Ein weiterer Punkt: Sie haben vorgeschlagen, die militärischen Flächen zu verwenden, die in Bayern frei werden. Interessant war, dass Ihr eigenes Umweltministerium auf Anfrage zum Plenum erklärte, dass angefragt worden sei, wie viele Flächen frei würden. Vier größere Flächen werden frei. Wenn jedoch ein Abstand von zwei Kilometern zugrunde gelegt würde, fielen diese Flächen wieder heraus. Wo sollen denn dann die Flächen sein?
Ein anderes Thema: Sie sprechen immer wieder von der Umzingelung der Ortschaften. Eine Umzingelung könnte ich auch mit einem Planungsinstrument verhindern. Dazu müsste nicht die Höhe als Maßstab genommen werden.
Ich möchte auf einen weiteren Bereich eingehen, der beim Thema Energiewende bisher zu kurz gekommen ist. Wenn wir wirklich vorankommen wollen, müssen wir einen Blick nach vorne werfen. Es reicht nicht aus, sich lediglich darauf auszuruhen, was bis jetzt passiert ist. Hier haben wir eine Reihe von Versäumnissen. Die Anträge der SPD beziehen sich auf Punkte, die immer wieder angekündigt worden sind, bei denen wir jedoch auf die Umsetzung warten. Das waren keine Ideen der SPD. Dabei ging es um Baustellen, die auf ihre Umsetzung warten. Diese Baustellen werden heute im Plenum behandelt. Wenn Sie es mit der Energiewende ernst meinen würden, müssten Sie diesen Anträgen zustimmen.
Ich möchte jetzt eine Debatte, die Herr Kollege Wörner vorhin begonnen hat, weiterführen. Auf der einen Seite haben wir eine Staatsregierung, die immer wieder die Probleme der Energiewende benennt und die Herausforderungen in den Mittelpunkt stellt, auf der anderen Seite treibt das Umweltministerium der gleichen Staatsregierung die Leistungserhöhung eines Kernkraftwerks voran. Hier muss man sich die Frage stellen, welche Energiewende Sie in diesem Land eigentlich wollen.

(Beifall bei den GRÜNEN – Christa Stewens (CSU): Ein Verfahren, das seit Jahren läuft!)

Zum Schluss möchte ich auf die Dynamik in Bayern vor Ort eingehen.
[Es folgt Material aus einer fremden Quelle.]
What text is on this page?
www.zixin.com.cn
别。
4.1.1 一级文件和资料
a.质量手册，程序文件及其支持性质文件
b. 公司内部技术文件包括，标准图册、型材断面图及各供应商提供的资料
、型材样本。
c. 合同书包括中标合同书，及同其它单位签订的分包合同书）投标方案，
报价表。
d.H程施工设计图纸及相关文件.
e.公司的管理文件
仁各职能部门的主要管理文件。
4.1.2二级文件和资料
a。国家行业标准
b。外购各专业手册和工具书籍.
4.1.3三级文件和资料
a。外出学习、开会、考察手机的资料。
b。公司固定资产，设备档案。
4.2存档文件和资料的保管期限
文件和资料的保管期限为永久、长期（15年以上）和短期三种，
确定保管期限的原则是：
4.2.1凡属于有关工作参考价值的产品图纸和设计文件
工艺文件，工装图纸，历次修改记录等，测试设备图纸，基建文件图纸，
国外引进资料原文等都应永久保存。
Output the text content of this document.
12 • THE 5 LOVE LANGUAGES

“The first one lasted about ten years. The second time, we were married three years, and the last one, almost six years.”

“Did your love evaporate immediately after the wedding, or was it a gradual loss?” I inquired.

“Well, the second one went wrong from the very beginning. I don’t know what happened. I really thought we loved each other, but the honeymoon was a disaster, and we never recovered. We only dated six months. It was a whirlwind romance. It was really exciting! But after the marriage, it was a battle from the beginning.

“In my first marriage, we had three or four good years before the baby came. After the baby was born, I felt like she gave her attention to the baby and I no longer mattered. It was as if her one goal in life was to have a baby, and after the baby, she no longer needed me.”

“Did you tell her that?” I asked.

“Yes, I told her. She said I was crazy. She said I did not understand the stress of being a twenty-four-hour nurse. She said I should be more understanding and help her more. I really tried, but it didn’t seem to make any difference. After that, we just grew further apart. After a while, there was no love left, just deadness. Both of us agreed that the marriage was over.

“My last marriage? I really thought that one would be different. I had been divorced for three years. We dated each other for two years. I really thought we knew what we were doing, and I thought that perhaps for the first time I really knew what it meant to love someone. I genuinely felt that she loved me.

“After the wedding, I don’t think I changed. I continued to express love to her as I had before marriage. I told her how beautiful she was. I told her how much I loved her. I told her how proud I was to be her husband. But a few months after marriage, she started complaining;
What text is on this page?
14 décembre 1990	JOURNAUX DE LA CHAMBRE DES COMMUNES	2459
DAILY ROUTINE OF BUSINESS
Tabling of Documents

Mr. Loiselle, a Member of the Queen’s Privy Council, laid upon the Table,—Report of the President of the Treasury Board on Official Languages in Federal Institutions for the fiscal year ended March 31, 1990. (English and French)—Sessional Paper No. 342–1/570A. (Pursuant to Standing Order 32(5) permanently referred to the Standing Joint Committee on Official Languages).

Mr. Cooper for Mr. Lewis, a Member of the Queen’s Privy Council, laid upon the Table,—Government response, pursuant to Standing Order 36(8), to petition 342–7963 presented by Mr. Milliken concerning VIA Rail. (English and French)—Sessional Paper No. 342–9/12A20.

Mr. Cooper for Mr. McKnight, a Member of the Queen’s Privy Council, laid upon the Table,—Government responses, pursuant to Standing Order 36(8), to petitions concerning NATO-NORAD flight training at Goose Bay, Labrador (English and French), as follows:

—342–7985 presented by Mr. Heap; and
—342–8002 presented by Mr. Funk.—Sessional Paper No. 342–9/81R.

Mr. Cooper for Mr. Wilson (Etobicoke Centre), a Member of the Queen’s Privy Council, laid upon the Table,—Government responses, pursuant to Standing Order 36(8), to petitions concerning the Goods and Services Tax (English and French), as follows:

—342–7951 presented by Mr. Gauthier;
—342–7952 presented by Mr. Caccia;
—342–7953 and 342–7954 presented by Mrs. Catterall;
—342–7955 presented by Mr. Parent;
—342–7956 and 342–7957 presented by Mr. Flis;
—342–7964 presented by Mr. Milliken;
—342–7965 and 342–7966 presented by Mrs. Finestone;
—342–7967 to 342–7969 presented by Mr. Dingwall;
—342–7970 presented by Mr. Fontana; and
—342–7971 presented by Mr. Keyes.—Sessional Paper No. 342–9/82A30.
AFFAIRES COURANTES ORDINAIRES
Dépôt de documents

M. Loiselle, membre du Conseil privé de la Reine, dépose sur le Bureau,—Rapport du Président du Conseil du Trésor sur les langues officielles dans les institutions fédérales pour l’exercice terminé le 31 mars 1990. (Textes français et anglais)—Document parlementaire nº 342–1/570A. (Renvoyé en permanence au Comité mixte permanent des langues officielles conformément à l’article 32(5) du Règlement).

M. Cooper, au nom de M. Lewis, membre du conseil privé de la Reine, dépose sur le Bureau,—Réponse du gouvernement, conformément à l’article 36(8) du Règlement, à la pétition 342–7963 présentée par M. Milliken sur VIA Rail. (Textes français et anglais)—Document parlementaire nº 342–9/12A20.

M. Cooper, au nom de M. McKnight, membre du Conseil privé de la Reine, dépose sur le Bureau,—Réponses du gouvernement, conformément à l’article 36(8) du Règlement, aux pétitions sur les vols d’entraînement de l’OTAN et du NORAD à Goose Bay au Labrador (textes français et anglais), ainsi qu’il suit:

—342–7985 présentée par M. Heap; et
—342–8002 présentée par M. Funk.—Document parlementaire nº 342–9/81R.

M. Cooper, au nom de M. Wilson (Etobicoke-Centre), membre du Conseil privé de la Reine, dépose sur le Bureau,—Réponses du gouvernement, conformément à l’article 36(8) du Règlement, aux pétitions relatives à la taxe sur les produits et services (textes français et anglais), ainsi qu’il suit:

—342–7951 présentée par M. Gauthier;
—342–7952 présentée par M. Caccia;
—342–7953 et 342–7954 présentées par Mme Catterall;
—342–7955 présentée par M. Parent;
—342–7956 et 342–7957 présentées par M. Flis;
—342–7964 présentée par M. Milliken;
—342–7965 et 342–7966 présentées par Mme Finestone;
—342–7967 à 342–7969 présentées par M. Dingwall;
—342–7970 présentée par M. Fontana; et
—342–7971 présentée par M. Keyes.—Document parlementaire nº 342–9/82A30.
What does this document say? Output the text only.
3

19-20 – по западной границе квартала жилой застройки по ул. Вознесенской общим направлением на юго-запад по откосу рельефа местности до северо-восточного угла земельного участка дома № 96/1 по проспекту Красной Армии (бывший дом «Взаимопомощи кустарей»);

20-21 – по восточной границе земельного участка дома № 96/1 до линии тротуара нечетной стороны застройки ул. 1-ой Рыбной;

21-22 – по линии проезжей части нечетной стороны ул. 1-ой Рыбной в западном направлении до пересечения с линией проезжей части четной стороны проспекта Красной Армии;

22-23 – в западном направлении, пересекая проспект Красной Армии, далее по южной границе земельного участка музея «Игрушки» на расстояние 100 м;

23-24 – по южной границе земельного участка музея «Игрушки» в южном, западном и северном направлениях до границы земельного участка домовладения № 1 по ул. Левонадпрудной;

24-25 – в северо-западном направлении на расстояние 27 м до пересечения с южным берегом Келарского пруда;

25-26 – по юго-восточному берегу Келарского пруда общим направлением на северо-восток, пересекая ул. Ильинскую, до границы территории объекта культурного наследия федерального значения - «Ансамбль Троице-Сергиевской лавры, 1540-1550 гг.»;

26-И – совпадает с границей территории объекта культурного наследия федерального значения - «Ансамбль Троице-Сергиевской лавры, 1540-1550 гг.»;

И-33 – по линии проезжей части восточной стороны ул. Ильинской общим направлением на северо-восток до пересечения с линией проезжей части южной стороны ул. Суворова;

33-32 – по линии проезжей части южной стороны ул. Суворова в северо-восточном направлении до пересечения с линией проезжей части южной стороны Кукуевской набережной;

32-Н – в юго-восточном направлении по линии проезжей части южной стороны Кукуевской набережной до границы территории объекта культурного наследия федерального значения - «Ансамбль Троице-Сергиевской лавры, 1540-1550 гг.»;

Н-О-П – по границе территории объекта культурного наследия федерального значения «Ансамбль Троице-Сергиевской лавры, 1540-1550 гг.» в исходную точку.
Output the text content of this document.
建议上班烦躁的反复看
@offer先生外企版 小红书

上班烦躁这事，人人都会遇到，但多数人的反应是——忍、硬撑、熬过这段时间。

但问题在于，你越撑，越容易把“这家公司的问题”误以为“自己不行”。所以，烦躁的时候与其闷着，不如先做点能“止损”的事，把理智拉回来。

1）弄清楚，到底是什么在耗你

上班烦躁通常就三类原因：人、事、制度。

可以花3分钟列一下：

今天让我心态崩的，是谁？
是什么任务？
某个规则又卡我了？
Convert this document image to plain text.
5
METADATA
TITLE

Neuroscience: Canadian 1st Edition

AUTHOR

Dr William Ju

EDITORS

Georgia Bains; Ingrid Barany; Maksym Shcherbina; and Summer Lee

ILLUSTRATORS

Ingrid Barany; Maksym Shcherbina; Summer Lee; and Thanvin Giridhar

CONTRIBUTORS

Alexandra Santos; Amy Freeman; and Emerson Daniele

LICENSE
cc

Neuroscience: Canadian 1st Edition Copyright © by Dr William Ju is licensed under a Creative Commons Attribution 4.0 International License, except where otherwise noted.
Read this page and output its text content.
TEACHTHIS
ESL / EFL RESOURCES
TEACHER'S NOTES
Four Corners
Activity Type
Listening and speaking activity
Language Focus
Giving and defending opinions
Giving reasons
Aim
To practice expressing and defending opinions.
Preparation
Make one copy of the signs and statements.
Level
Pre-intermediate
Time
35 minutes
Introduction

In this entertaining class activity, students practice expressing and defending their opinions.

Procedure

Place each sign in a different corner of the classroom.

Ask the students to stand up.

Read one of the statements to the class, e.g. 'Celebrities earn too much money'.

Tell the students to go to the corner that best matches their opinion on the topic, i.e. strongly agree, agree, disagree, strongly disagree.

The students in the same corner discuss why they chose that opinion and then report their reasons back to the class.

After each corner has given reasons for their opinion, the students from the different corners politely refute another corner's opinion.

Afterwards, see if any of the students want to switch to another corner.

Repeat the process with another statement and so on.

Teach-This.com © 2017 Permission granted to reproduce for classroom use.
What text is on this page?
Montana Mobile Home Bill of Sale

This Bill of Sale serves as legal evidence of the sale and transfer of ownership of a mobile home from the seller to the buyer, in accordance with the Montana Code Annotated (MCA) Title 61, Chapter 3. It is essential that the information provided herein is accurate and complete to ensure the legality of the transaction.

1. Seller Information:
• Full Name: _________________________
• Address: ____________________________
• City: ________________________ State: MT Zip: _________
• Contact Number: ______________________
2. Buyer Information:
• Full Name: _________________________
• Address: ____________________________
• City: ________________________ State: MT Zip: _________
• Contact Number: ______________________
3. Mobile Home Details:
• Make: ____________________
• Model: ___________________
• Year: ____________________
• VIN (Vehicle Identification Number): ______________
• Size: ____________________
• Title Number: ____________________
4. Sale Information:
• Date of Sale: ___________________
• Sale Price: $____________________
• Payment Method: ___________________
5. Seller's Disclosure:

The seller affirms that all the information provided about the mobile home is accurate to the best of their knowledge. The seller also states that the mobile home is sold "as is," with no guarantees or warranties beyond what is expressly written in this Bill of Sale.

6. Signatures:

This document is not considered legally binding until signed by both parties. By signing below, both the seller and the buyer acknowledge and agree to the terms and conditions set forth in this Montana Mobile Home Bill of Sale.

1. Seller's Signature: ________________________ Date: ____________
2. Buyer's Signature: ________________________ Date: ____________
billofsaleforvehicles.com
Ich fahre einmal im Jahr mit meiner Energietour quer durch Bayern. Ich besuche Bürgermeister, Leiter von Stadtwerken und Energiegenossenschaften sowie mittelständische Unternehmen. Alle sind mit im Programm. Ich merke, dass sich durch den Einstieg der Staatsregierung in die Energiewende durchaus etwas zum Positiven entwickelt hat. Wir haben eine Aufbruchstimmung. Die Leute wollen mitmachen. Ich spüre eine Begeisterung. Statt die Leute mitzunehmen und auf ihrer Begeisterung aufzubauen, werden sie jedoch verunsichert.

(Christa Stewens (CSU): Durch Sie!)

Sie machen die Planungssicherheit kaputt. Überall, wo Windkraftprojekte in der Pipeline sind und Überlegungen mit Energiegenossenschaften laufen, sind die Banken kurz davor oder bereits dabei, den Geldhahn zuzudrehen, weil es in diesem Land bei der Energiewende keine Verlässlichkeit mehr gibt.